Clinical and pathological features and mutational types of WT1 mutation-associated nephropathy
10.3760/cma.j.issn.0578-1310.2018.10.010
- VernacularTitle: WT1基因变异相关肾脏病临床、病理特点与基因变异类型的临床研究
- Author:
Liangzhong SUN
1
;
Haiyan WANG
;
Min LI
;
Hongrong LIN
;
Jinlang WU
;
Wen TANG
;
Yijuan LI
;
Zhihui YUE
;
Ting LIU
;
Huamu CHEN
;
Miaoyue HU
Author Information
1. Department of Pediatrics, Nanfang Hospital, Southern Medical University, Guangzhou 510515, China
- Publication Type:Clinical Trail
- Keywords:
WT1 proteins;
Kidney diseases;
Gene;
Glomerular basement membrane
- From:
Chinese Journal of Pediatrics
2018;56(10):769-774
- CountryChina
- Language:Chinese
-
Abstract:
Objective:To explore the clinical and pathological features and mutational types and their relations with WT1 mutation-associated nephropathy (WT1MAN).
Methods:The clinical and pathological data and the results of WT1 mutation analysis of the cases from Nanfang Hospital of Southern Medical University, Sun Yat-sen Memorial Hospital and The First Affiliated Hospital of Sun Yat-sen University whom we recruited recently and reported during the last ten years were analyzed.
Results:Totally, 20 cases (6 males and 14 females), included 5 newly diagnosed cases, were recruited. (1) Ten children were diagnosed with Denys-Drash syndrome (DDS): The median onset age of proteinuria was 1 year and 7 months. Diffuse mesangial sclerosis (DMS) were revealed in 3 cases, minimal lesions (MCD) in 4 cases, and focal segmental glomerulosclerosis (FSGS) in 1 case; renal pathology was not available in the other 2 cases. Glomerular basement membrane (GBM) thickening was observed in 2 cases. Calcineurin inhibitors (CNIs) were administered in 5 cases, complete remission of proteinuria was observed in 3 cases, partial remission in the other 2 cases. Genetic analysis revealed that six cases had WT1 missense mutation, 3 had nonsense mutation, and 1 had frameshift mutation. (2) Two cases were diagnosed with Frasier syndrome (FS): proteinuria was observed at 1 year and 1 month of age and 1 year and 9 months of age, respectively. FSGS with GBM layering were observed in both cases. They progressed to ESRD at 1 year and 6 months of age and 6 years and 6 months of age, respectively. CNI was tried in 1 case with partial proteinuria remission. Both patients were detected to have WT1 splice mutation. (3) Isolated nephropathy (IN) was observed in 8 cases: three had splice mutation, 5 had missense mutation. Of the 3 patients with splice mutation, one was found to have nephropathy and renal failure at the age of 5 months. The other two cases (1 was FSGS and another MCD), both had GBM layering. CNIs were tried on both of them, one got partial remission with normal renal function at the age of fourteen years, the other one had no response and entered ESRD at the age of 6 years and 9 months. Of the 5 cases with missense mutation, 3 had DMS, 2 of them entered ESRD within 6 months of age, another case had DMS entered ESRD at 9 years of age. One case with FSGS, was treated with CNIs and got complete remission.

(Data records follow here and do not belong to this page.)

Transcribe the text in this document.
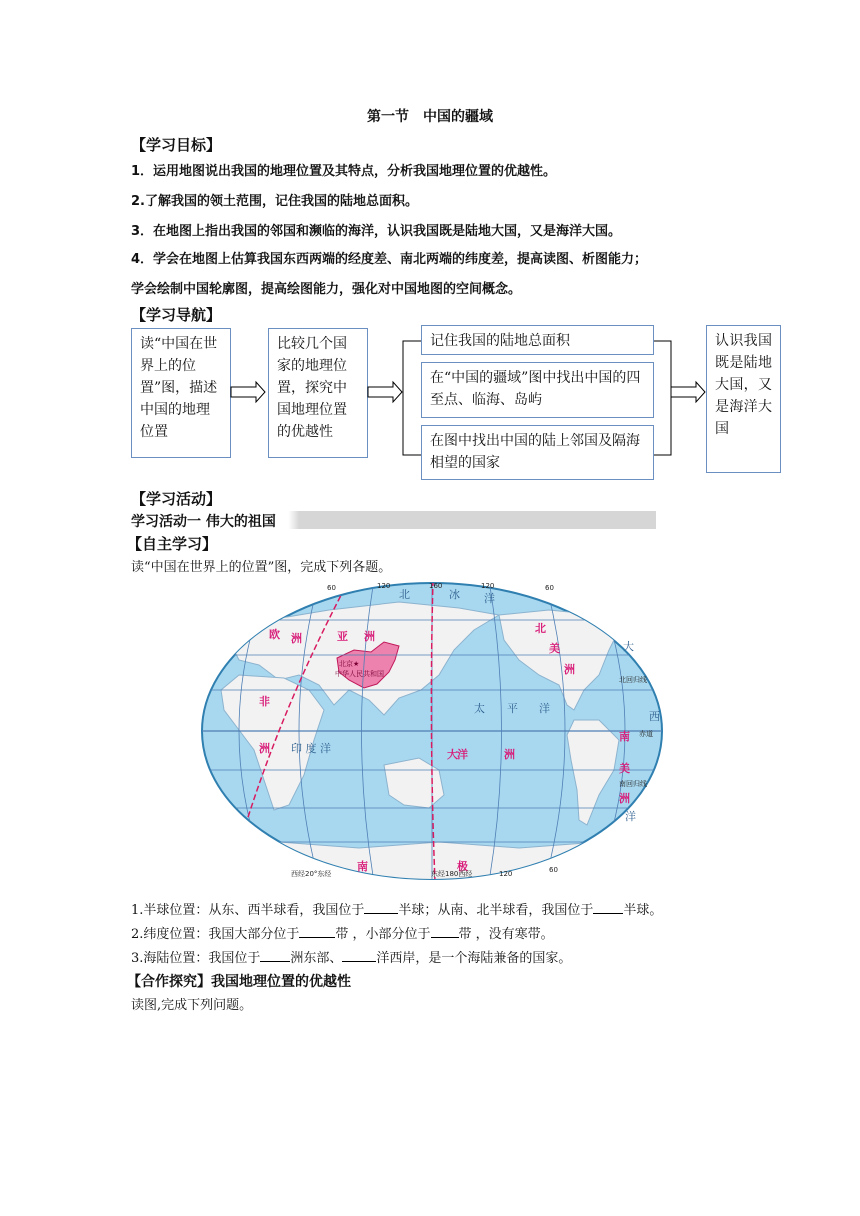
第一节　中国的疆域
【学习目标】
1．运用地图说出我国的地理位置及其特点，分析我国地理位置的优越性。
2.了解我国的领土范围，记住我国的陆地总面积。
3．在地图上指出我国的邻国和濒临的海洋，认识我国既是陆地大国，又是海洋大国。
4．学会在地图上估算我国东西两端的经度差、南北两端的纬度差，提高读图、析图能力；
学会绘制中国轮廓图，提高绘图能力，强化对中国地图的空间概念。
【学习导航】
读“中国在世界上的位置”图，描述中国的地理位置
比较几个国家的地理位置，探究中国地理位置的优越性
记住我国的陆地总面积
在“中国的疆域”图中找出中国的四至点、临海、岛屿
在图中找出中国的陆上邻国及隔海相望的国家
认识我国既是陆地大国，又是海洋大国
【学习活动】
学习活动一 伟大的祖国
【自主学习】
读“中国在世界上的位置”图，完成下列各题。
欧 洲	亚 洲
非
洲
北
美
洲
南
美
洲
大 洋	洲
南	极
北	冰 洋
太 平 洋
大
西
洋
印 度 洋
北京★
中华人民共和国
赤道
北回归线
南回归线
西经20°东经	东经180西经
60	120	160	120	60
120	60
1.半球位置：从东、西半球看，我国位于	半球；从南、北半球看，我国位于 半球。
2.纬度位置：我国大部分位于	带 ，小部分位于 带 ，没有寒带。
3.海陆位置：我国位于 洲东部、	洋西岸，是一个海陆兼备的国家。
【合作探究】我国地理位置的优越性
读图,完成下列问题。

Conclusions:Slow progression (7/10) nephropathy was observed in DDS patients. Missense mutation (11/20) was the most common type of WT1 variants, followed by splice mutation (5/20) in this group of patients. Early onset nephropathy (4/5), rapid progression (4/5) and GBM layering (4/4) wereobserved in patients with splice mutation. CNI was effective in reducing or even eliminating proteinuria in WT1 MAN patients (8/9).